In fact, the level of overweight people in other countries is independent of their level of wheat consumption. The study concluded that the level of gluten consumption is not related to body mass index (BMI).

Essentially, the current scientific and clinical literature concludes that if you are not sensitive to gluten, then eating foods containing gluten is beneficial to health. A recent study demonstrated that dietary gluten does not increase the risk of inflammatory bowel disorder in adults who do not have celiac disease.

Another study determined in a very large cohort of adults that long-term dietary gluten intake did not increase the risk of coronary heart disease.

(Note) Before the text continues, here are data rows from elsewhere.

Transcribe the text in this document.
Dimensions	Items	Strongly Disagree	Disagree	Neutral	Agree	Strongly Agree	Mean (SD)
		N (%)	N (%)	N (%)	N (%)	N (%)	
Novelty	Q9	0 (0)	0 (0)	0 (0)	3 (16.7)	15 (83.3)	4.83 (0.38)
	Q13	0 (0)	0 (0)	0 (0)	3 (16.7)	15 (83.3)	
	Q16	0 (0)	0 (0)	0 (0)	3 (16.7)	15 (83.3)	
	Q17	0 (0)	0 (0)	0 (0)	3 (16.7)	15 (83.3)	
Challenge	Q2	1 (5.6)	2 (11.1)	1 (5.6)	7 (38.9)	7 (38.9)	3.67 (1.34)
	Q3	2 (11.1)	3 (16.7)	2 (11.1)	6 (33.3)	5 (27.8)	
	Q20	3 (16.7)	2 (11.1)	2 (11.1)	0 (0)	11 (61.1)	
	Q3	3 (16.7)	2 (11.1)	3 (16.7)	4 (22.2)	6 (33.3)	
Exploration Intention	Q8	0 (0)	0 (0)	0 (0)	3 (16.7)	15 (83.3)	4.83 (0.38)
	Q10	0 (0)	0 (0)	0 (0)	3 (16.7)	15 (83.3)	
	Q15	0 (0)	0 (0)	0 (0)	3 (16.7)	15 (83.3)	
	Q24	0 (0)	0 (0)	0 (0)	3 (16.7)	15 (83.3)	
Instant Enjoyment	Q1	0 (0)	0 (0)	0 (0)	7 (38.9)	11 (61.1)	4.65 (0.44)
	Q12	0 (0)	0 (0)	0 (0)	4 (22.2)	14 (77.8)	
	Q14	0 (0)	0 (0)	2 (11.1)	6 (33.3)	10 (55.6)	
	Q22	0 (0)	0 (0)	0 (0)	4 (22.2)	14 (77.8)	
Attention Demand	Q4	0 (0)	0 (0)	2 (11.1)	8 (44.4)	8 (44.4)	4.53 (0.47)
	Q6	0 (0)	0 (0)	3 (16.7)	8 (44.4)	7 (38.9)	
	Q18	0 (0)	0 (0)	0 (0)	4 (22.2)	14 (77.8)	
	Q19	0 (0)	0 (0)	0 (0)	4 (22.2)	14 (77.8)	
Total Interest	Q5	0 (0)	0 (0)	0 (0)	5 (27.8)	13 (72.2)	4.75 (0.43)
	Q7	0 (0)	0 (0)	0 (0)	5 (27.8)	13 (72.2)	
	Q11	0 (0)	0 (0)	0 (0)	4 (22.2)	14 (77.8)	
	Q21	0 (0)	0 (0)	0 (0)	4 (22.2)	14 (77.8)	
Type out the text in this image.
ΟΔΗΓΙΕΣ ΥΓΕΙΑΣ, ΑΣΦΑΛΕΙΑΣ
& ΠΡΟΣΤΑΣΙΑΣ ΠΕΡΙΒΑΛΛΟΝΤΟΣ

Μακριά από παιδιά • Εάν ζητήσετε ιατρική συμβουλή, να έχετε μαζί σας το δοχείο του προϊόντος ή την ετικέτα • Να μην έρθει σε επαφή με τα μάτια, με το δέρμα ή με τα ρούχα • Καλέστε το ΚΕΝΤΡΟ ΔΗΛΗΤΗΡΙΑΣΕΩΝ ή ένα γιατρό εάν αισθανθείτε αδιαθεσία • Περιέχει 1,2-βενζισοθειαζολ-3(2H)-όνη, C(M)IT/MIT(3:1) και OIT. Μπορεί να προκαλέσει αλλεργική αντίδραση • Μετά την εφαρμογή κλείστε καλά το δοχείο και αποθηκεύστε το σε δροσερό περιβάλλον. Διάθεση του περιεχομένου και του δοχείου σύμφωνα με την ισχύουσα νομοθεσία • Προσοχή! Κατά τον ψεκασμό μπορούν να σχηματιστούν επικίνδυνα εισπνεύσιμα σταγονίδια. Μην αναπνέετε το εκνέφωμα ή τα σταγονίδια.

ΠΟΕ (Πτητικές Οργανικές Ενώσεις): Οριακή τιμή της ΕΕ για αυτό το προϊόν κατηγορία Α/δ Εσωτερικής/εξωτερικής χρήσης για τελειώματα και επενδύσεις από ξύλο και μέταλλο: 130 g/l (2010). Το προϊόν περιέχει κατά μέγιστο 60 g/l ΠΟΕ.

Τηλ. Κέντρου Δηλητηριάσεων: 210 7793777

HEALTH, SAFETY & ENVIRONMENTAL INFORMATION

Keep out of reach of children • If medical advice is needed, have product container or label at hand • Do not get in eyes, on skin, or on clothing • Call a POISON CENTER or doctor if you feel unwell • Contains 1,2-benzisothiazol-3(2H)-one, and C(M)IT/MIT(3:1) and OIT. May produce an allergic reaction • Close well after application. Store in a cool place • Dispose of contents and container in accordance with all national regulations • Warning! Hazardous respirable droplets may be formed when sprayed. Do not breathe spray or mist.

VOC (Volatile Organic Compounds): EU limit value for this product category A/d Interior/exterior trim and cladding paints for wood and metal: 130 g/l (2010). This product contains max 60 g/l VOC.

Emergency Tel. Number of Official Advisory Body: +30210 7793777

The authors warned that avoiding gluten might increase the risk of cardiovascular disease due to the reduced consumption of beneficial whole grains. Whole grains are naturally high in fiber and may lower the risk of heart disease, diabetes, certain cancers, and other health problems.

Promoting gluten-free diets for people without celiac disease should not be encouraged.

References

Lebwohl B et al (2017) Long term gluten consumption in adults without celiac disease and risk of coronary heart disease: prospective cohort study. BMJ 2017; 357 doi: https://doi.org/10.1136/bmj.j1892

Lopes EW et al. (2022) Dietary gluten intake is not associated with risk of inflammatory bowel disease in us adults without celiac disease. Clinical Gastroenterology and Hepatology 20:303.

Brouns F, Shewry PR (2022) Do gluten peptides stimulate weight gain in humans? Nutrition Bulletin 47: 186-198

Gonzalez-Domenech PJ et al (2022) A narrative review about autism spectrum disorders and exclusion of gluten and casein from the diet. Nutrients 14 (9).